In many networks—social networks, electrical power networks, networks of web pages, etc.—the number of connections for each node follows a statistical distribution known as a power law. Here’s a model of network formation that shows how power laws can emerge from very simple rules.
Albert-László Barabási describes the following algorithm in his book Linked. Create a network by starting with two connected nodes. Then add nodes one at a time. Every time a new node joins the network, it connects to two older nodes at random with probability proportional to the number of links the old nodes have. That is, nodes that already have more links are more likely to get new links. If a node has three times as many links as another node, then it’s three times as attractive to new nodes. The rich get richer, just like with Page Rank.

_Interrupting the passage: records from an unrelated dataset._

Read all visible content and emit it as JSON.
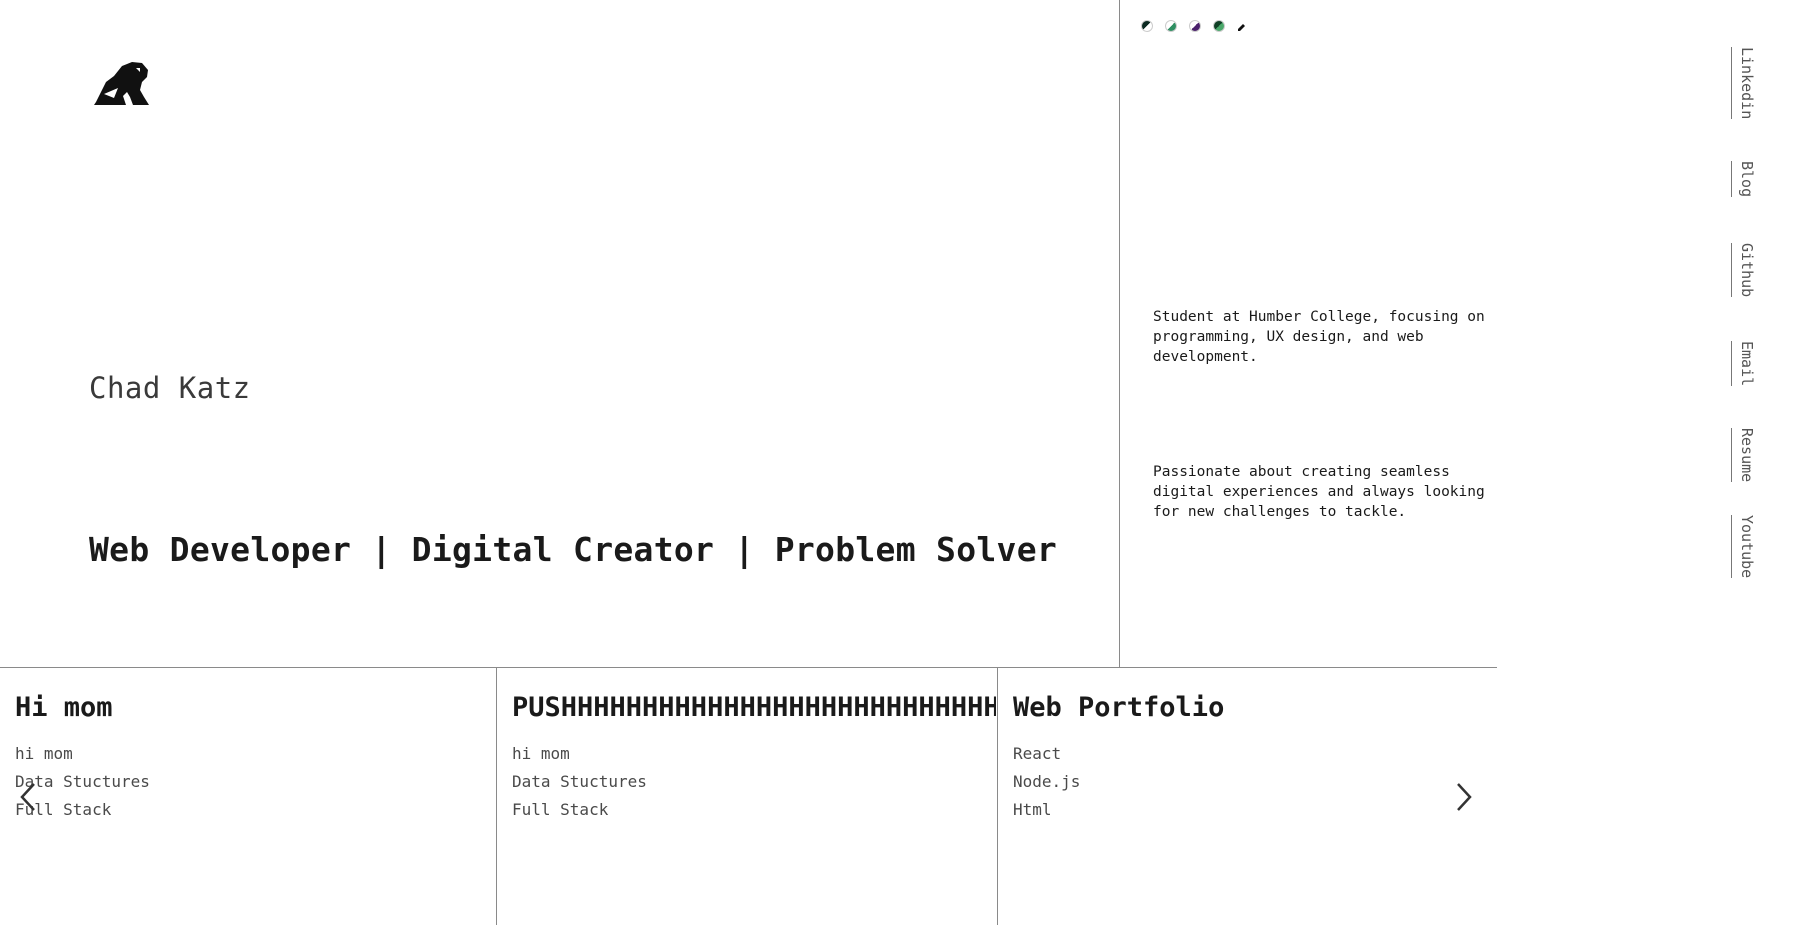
{
  "header": {
    "logo_icon": "frog-logo-icon"
  },
  "hero": {
    "name": "Chad Katz",
    "tagline": "Web Developer | Digital Creator | Problem Solver"
  },
  "theme_switcher": {
    "swatches": [
      {
        "icon": "theme-swatch-icon",
        "primary": "#0c2a22",
        "secondary": "#ffffff"
      },
      {
        "icon": "theme-swatch-icon",
        "primary": "#2f8f62",
        "secondary": "#ffffff"
      },
      {
        "icon": "theme-swatch-icon",
        "primary": "#4a1f6b",
        "secondary": "#ffffff"
      },
      {
        "icon": "theme-swatch-icon",
        "primary": "#0f3f25",
        "secondary": "#4aa86a"
      }
    ],
    "pen_icon": "pen-icon"
  },
  "about": {
    "paragraph_1": "Student at Humber College, focusing on programming, UX design, and web development.",
    "paragraph_2": "Passionate about creating seamless digital experiences and always looking for new challenges to tackle."
  },
  "social": {
    "links": [
      {
        "label": "Linkedin"
      },
      {
        "label": "Blog"
      },
      {
        "label": "Github"
      },
      {
        "label": "Email"
      },
      {
        "label": "Resume"
      },
      {
        "label": "Youtube"
      }
    ]
  },
  "projects": {
    "cards": [
      {
        "title": "Hi mom",
        "tags": [
          "hi mom",
          "Data Stuctures",
          "Full Stack"
        ]
      },
      {
        "title": "PUSHHHHHHHHHHHHHHHHHHHHHHHHHHHHHHHHH",
        "tags": [
          "hi mom",
          "Data Stuctures",
          "Full Stack"
        ]
      },
      {
        "title": "Web Portfolio",
        "tags": [
          "React",
          "Node.js",
          "Html"
        ]
      }
    ],
    "prev_icon": "chevron-left-icon",
    "next_icon": "chevron-right-icon"
  },
  "colors": {
    "text": "#1a1a1a",
    "muted_text": "#555555",
    "divider": "#8a8a8a",
    "background": "#ffffff"
  }
}
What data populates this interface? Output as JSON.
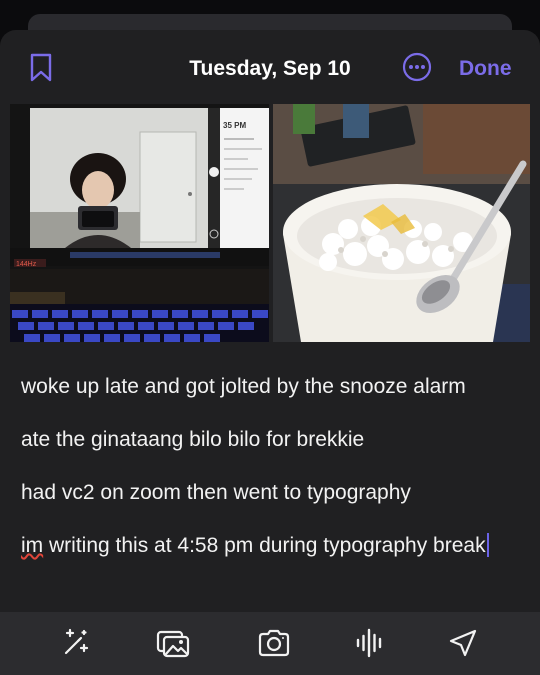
{
  "header": {
    "title": "Tuesday, Sep 10",
    "done_label": "Done"
  },
  "photos": {
    "screen_time": "35 PM",
    "brand": "144Hz"
  },
  "entry": {
    "lines": [
      "woke up late and got jolted by the snooze alarm",
      "ate the ginataang bilo bilo for brekkie",
      "had vc2 on zoom then went to typography"
    ],
    "last_line_misspelled": "im",
    "last_line_rest": " writing this at 4:58 pm during typography break"
  },
  "toolbar": {
    "icons": [
      "magic-wand-icon",
      "photo-library-icon",
      "camera-icon",
      "audio-waveform-icon",
      "location-arrow-icon"
    ]
  },
  "colors": {
    "accent": "#7b6ce8",
    "sheet_bg": "#202022",
    "toolbar_bg": "#2c2c2f",
    "spellcheck": "#e0453a"
  }
}
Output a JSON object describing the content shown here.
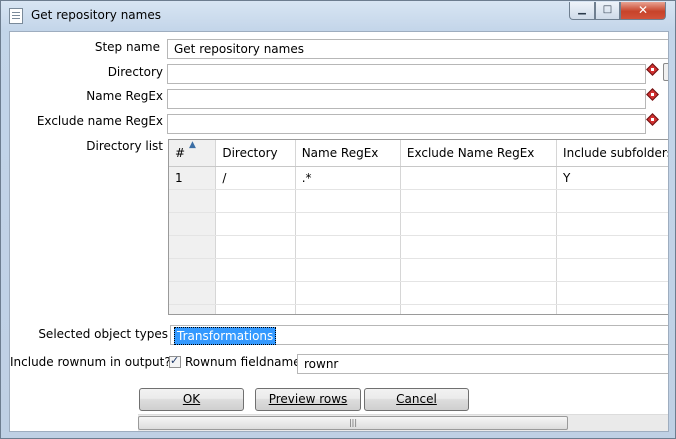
{
  "window": {
    "title": "Get repository names",
    "minimize_glyph": "▁",
    "maximize_glyph": "□",
    "close_glyph": "✕"
  },
  "form": {
    "step_name_label": "Step name",
    "step_name_value": "Get repository names",
    "directory_label": "Directory",
    "directory_value": "",
    "name_regex_label": "Name RegEx",
    "name_regex_value": "",
    "exclude_regex_label": "Exclude name RegEx",
    "exclude_regex_value": "",
    "directory_list_label": "Directory list",
    "selected_types_label": "Selected object types",
    "selected_types_value": "Transformations",
    "include_rownum_label": "Include rownum in output?",
    "rownum_checked": true,
    "rownum_fieldname_label": "Rownum fieldname",
    "rownum_fieldname_value": "rownr"
  },
  "table": {
    "columns": [
      "#",
      "Directory",
      "Name RegEx",
      "Exclude Name RegEx",
      "Include subfolders"
    ],
    "rows": [
      [
        "1",
        "/",
        ".*",
        "",
        "Y"
      ]
    ],
    "empty_rows": 6
  },
  "buttons": {
    "ok": "OK",
    "preview": "Preview rows",
    "cancel": "Cancel"
  },
  "scrollbar": {
    "grip": "|||"
  },
  "colors": {
    "selection": "#3399ff",
    "variable_icon": "#d13030"
  },
  "icons": {
    "variable": "diamond-variable-icon",
    "window": "document-icon"
  }
}
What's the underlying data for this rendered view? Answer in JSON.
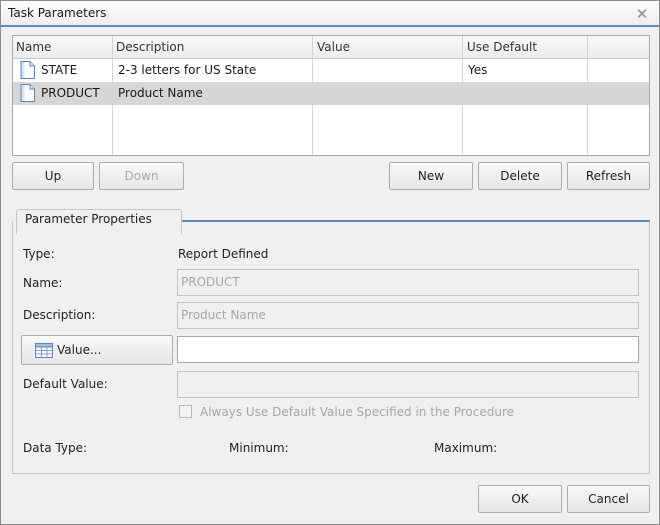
{
  "window": {
    "title": "Task Parameters"
  },
  "grid": {
    "columns": [
      "Name",
      "Description",
      "Value",
      "Use Default"
    ],
    "rows": [
      {
        "name": "STATE",
        "description": "2-3 letters for US State",
        "value": "",
        "use_default": "Yes",
        "selected": false
      },
      {
        "name": "PRODUCT",
        "description": "Product Name",
        "value": "",
        "use_default": "",
        "selected": true
      }
    ]
  },
  "buttons": {
    "up": "Up",
    "down": "Down",
    "new": "New",
    "delete": "Delete",
    "refresh": "Refresh",
    "value": "Value...",
    "ok": "OK",
    "cancel": "Cancel"
  },
  "properties": {
    "group_title": "Parameter Properties",
    "type_label": "Type:",
    "type_value": "Report Defined",
    "name_label": "Name:",
    "name_value": "PRODUCT",
    "description_label": "Description:",
    "description_value": "Product Name",
    "value_field": "",
    "default_value_label": "Default Value:",
    "default_value": "",
    "always_use_default_label": "Always Use Default Value Specified in the Procedure",
    "always_use_default_checked": false,
    "data_type_label": "Data Type:",
    "minimum_label": "Minimum:",
    "maximum_label": "Maximum:"
  },
  "icons": {
    "close": "close-icon",
    "document": "document-icon",
    "table": "table-icon"
  },
  "colors": {
    "accent": "#5b8ac7",
    "selected_row": "#d6d6d6",
    "disabled_text": "#a6a6a6"
  }
}
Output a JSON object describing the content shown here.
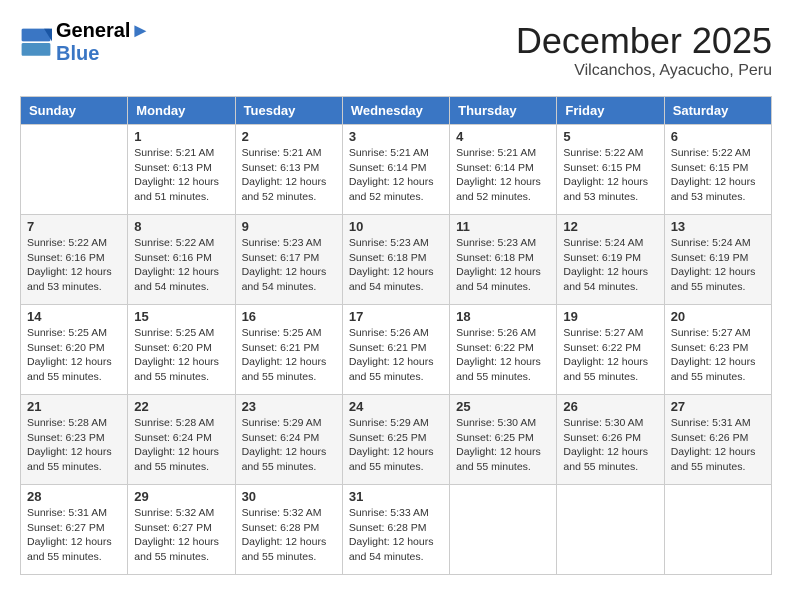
{
  "logo": {
    "line1": "General",
    "line2": "Blue"
  },
  "title": "December 2025",
  "subtitle": "Vilcanchos, Ayacucho, Peru",
  "days_header": [
    "Sunday",
    "Monday",
    "Tuesday",
    "Wednesday",
    "Thursday",
    "Friday",
    "Saturday"
  ],
  "weeks": [
    [
      {
        "day": "",
        "sunrise": "",
        "sunset": "",
        "daylight": ""
      },
      {
        "day": "1",
        "sunrise": "Sunrise: 5:21 AM",
        "sunset": "Sunset: 6:13 PM",
        "daylight": "Daylight: 12 hours and 51 minutes."
      },
      {
        "day": "2",
        "sunrise": "Sunrise: 5:21 AM",
        "sunset": "Sunset: 6:13 PM",
        "daylight": "Daylight: 12 hours and 52 minutes."
      },
      {
        "day": "3",
        "sunrise": "Sunrise: 5:21 AM",
        "sunset": "Sunset: 6:14 PM",
        "daylight": "Daylight: 12 hours and 52 minutes."
      },
      {
        "day": "4",
        "sunrise": "Sunrise: 5:21 AM",
        "sunset": "Sunset: 6:14 PM",
        "daylight": "Daylight: 12 hours and 52 minutes."
      },
      {
        "day": "5",
        "sunrise": "Sunrise: 5:22 AM",
        "sunset": "Sunset: 6:15 PM",
        "daylight": "Daylight: 12 hours and 53 minutes."
      },
      {
        "day": "6",
        "sunrise": "Sunrise: 5:22 AM",
        "sunset": "Sunset: 6:15 PM",
        "daylight": "Daylight: 12 hours and 53 minutes."
      }
    ],
    [
      {
        "day": "7",
        "sunrise": "Sunrise: 5:22 AM",
        "sunset": "Sunset: 6:16 PM",
        "daylight": "Daylight: 12 hours and 53 minutes."
      },
      {
        "day": "8",
        "sunrise": "Sunrise: 5:22 AM",
        "sunset": "Sunset: 6:16 PM",
        "daylight": "Daylight: 12 hours and 54 minutes."
      },
      {
        "day": "9",
        "sunrise": "Sunrise: 5:23 AM",
        "sunset": "Sunset: 6:17 PM",
        "daylight": "Daylight: 12 hours and 54 minutes."
      },
      {
        "day": "10",
        "sunrise": "Sunrise: 5:23 AM",
        "sunset": "Sunset: 6:18 PM",
        "daylight": "Daylight: 12 hours and 54 minutes."
      },
      {
        "day": "11",
        "sunrise": "Sunrise: 5:23 AM",
        "sunset": "Sunset: 6:18 PM",
        "daylight": "Daylight: 12 hours and 54 minutes."
      },
      {
        "day": "12",
        "sunrise": "Sunrise: 5:24 AM",
        "sunset": "Sunset: 6:19 PM",
        "daylight": "Daylight: 12 hours and 54 minutes."
      },
      {
        "day": "13",
        "sunrise": "Sunrise: 5:24 AM",
        "sunset": "Sunset: 6:19 PM",
        "daylight": "Daylight: 12 hours and 55 minutes."
      }
    ],
    [
      {
        "day": "14",
        "sunrise": "Sunrise: 5:25 AM",
        "sunset": "Sunset: 6:20 PM",
        "daylight": "Daylight: 12 hours and 55 minutes."
      },
      {
        "day": "15",
        "sunrise": "Sunrise: 5:25 AM",
        "sunset": "Sunset: 6:20 PM",
        "daylight": "Daylight: 12 hours and 55 minutes."
      },
      {
        "day": "16",
        "sunrise": "Sunrise: 5:25 AM",
        "sunset": "Sunset: 6:21 PM",
        "daylight": "Daylight: 12 hours and 55 minutes."
      },
      {
        "day": "17",
        "sunrise": "Sunrise: 5:26 AM",
        "sunset": "Sunset: 6:21 PM",
        "daylight": "Daylight: 12 hours and 55 minutes."
      },
      {
        "day": "18",
        "sunrise": "Sunrise: 5:26 AM",
        "sunset": "Sunset: 6:22 PM",
        "daylight": "Daylight: 12 hours and 55 minutes."
      },
      {
        "day": "19",
        "sunrise": "Sunrise: 5:27 AM",
        "sunset": "Sunset: 6:22 PM",
        "daylight": "Daylight: 12 hours and 55 minutes."
      },
      {
        "day": "20",
        "sunrise": "Sunrise: 5:27 AM",
        "sunset": "Sunset: 6:23 PM",
        "daylight": "Daylight: 12 hours and 55 minutes."
      }
    ],
    [
      {
        "day": "21",
        "sunrise": "Sunrise: 5:28 AM",
        "sunset": "Sunset: 6:23 PM",
        "daylight": "Daylight: 12 hours and 55 minutes."
      },
      {
        "day": "22",
        "sunrise": "Sunrise: 5:28 AM",
        "sunset": "Sunset: 6:24 PM",
        "daylight": "Daylight: 12 hours and 55 minutes."
      },
      {
        "day": "23",
        "sunrise": "Sunrise: 5:29 AM",
        "sunset": "Sunset: 6:24 PM",
        "daylight": "Daylight: 12 hours and 55 minutes."
      },
      {
        "day": "24",
        "sunrise": "Sunrise: 5:29 AM",
        "sunset": "Sunset: 6:25 PM",
        "daylight": "Daylight: 12 hours and 55 minutes."
      },
      {
        "day": "25",
        "sunrise": "Sunrise: 5:30 AM",
        "sunset": "Sunset: 6:25 PM",
        "daylight": "Daylight: 12 hours and 55 minutes."
      },
      {
        "day": "26",
        "sunrise": "Sunrise: 5:30 AM",
        "sunset": "Sunset: 6:26 PM",
        "daylight": "Daylight: 12 hours and 55 minutes."
      },
      {
        "day": "27",
        "sunrise": "Sunrise: 5:31 AM",
        "sunset": "Sunset: 6:26 PM",
        "daylight": "Daylight: 12 hours and 55 minutes."
      }
    ],
    [
      {
        "day": "28",
        "sunrise": "Sunrise: 5:31 AM",
        "sunset": "Sunset: 6:27 PM",
        "daylight": "Daylight: 12 hours and 55 minutes."
      },
      {
        "day": "29",
        "sunrise": "Sunrise: 5:32 AM",
        "sunset": "Sunset: 6:27 PM",
        "daylight": "Daylight: 12 hours and 55 minutes."
      },
      {
        "day": "30",
        "sunrise": "Sunrise: 5:32 AM",
        "sunset": "Sunset: 6:28 PM",
        "daylight": "Daylight: 12 hours and 55 minutes."
      },
      {
        "day": "31",
        "sunrise": "Sunrise: 5:33 AM",
        "sunset": "Sunset: 6:28 PM",
        "daylight": "Daylight: 12 hours and 54 minutes."
      },
      {
        "day": "",
        "sunrise": "",
        "sunset": "",
        "daylight": ""
      },
      {
        "day": "",
        "sunrise": "",
        "sunset": "",
        "daylight": ""
      },
      {
        "day": "",
        "sunrise": "",
        "sunset": "",
        "daylight": ""
      }
    ]
  ]
}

Barabási says this algorithm produces networks whose connectivity distribution follows a power law. That is, the number of nodes with n connections is proportional to n–k. In particular he says k = 3.
I wrote some code to play with this algorithm. As the saying goes, programming is understanding. There were aspects of the algorithm I never would have noticed had I not written code for it. For one thing, after I decided to write a program I had to read the description more carefully and I noticed I’d misunderstood a couple details.
If the number of nodes with n connections really is proportional to n–k, then when you plot the number of nodes with 1, 2, 3, … connections, the points should fall near a straight line when plotted on the log-log scale and the slope of this line should be –k.
In my experiment with 10,000 nodes, I got a line of slope -2.72 with a standard error of 0.04. Not exactly -3, but maybe the theoretical result only holds in the limit as the network becomes infinitely large. The points definitely fall near a straight line in log-log scale:
In this example, about half the nodes (5,073 out of 10,000) had only two connections. The average number of connections was 4, but the most connected node had 200 connections.
Note that the number of connections per node does not follow a bell curve at all. The standard deviation on the number of connections per node was 6.2. This means the node with 200 connections was over 30 standard deviations from the average. That simply does not happen with normal (Gaussian) distributions. But it’s not unusual at all for power law distributions because they have such thick tails.
Of course real networks are more complex than the model given here. For example, nodes add links over time, not just when they join a network. Barabási discusses in his book how some elaborations of the original model still produce power laws (possibly with different exponents) and while others do not.